En su discurso, Señor Embajador, ha aludido Usted al grave problema de la deuda externa y sus consecuencias en la economía y en la vida diaria de poblaciones enteras. En efecto, el coste social y humano que dicha crisis de endeudamiento conlleva hace que tal situación no pueda plantearse en términos exclusivamente económicos o monetarios. Se han de defender y potenciar, pues, los criterios de justicia, equidad y solidaridad que, en un clima de corresponsabilidad y confianza mutua, inspiren aperturas e iniciativas que eviten la frustración de las legítimas aspiraciones de tantos cubanos al desarrollo que les es debido.

Igualmente, ha querido Usted referirse a las difíciles circunstancias que atraviesa su país, fruto de los profundos cambios acaecidos en el ámbito de las relaciones internacionales.
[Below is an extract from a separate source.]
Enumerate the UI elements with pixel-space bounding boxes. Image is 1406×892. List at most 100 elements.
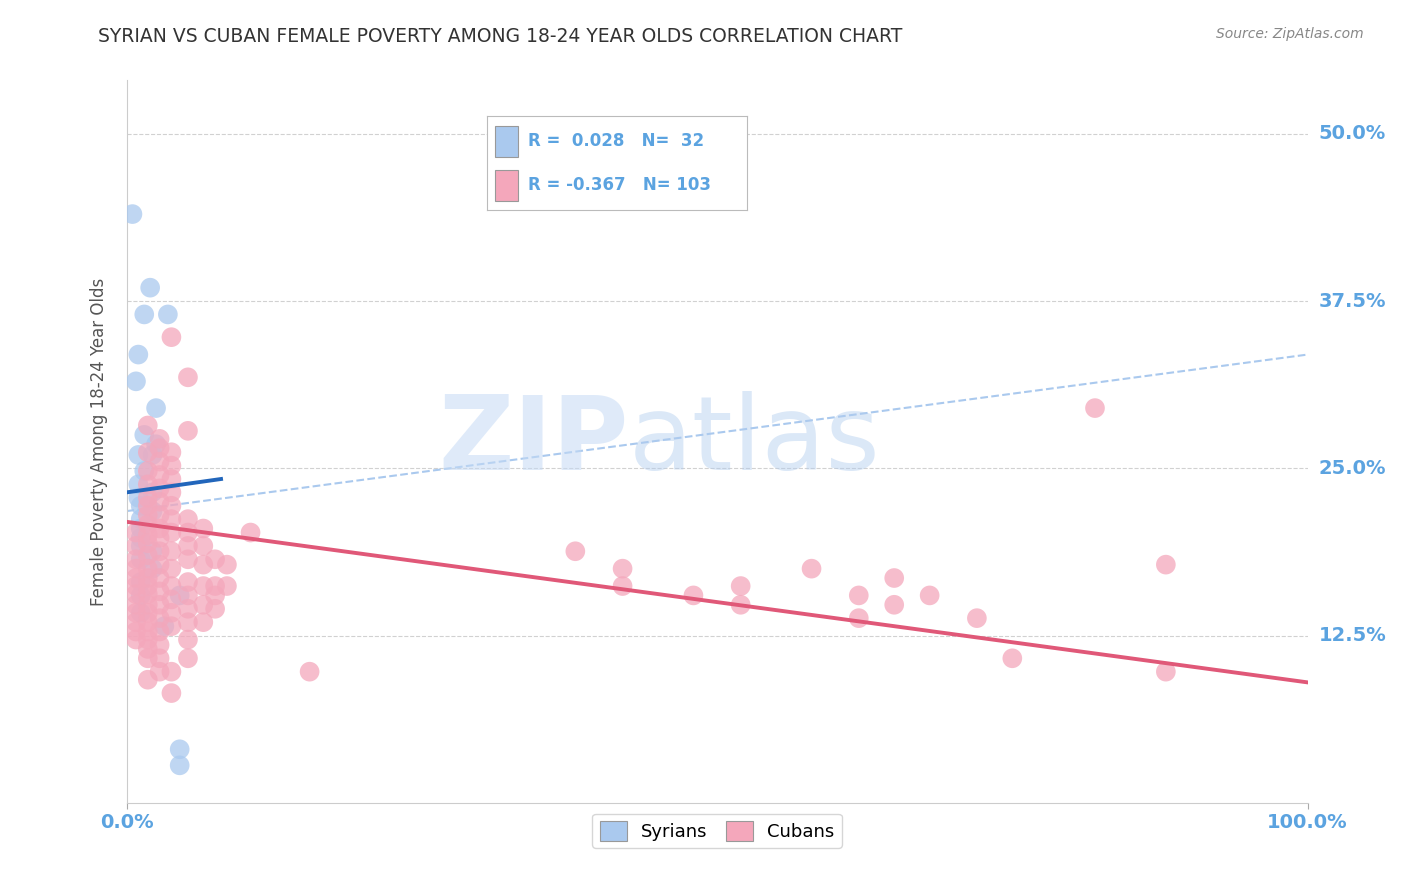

La Iglesia, fiel a su misión en favor de las grandes causas del hombre, se muestra siempre dispuesta a cooperar para satisfacer las necesidades morales y materiales de la persona humana. Por ello, formulo votos para que su país, gracias a un clima de mayor diálogo y colaboración internacional, pueda superar las dificultades presentes. En este sentido, la Santa Sede no ha dejado de interesarse y ofrecer su apoyo.

Señor Embajador, antes de finalizar este encuentro deseo renovarle mis augurios por el buen desarrollo de la alta misión que ahora comienza. Le ruego quiera hacerse intérprete ante el Señor Presidente, su Gobierno, las Autoridades y el pueblo cubano de mi más deferente y cordial saludo, mientras invoco los dones del Altísimo sobre Usted, su familia y colaboradores, y particularmente sobre todos los amadísimos hijos de la noble Nación cubana.


*AAS 85 (1993), p. 278-280.

Insegnamenti di Giovanni Paolo II, vol. XV, 1 pp. 529-532.

L'Attività della Santa Sede 1992 pp. 159-161.

L’Osservatore Romano 3.3.1992 p.8.

L'Osservatore Romano. Edición Semanal en lengua española, n.10, p.19 (p.139).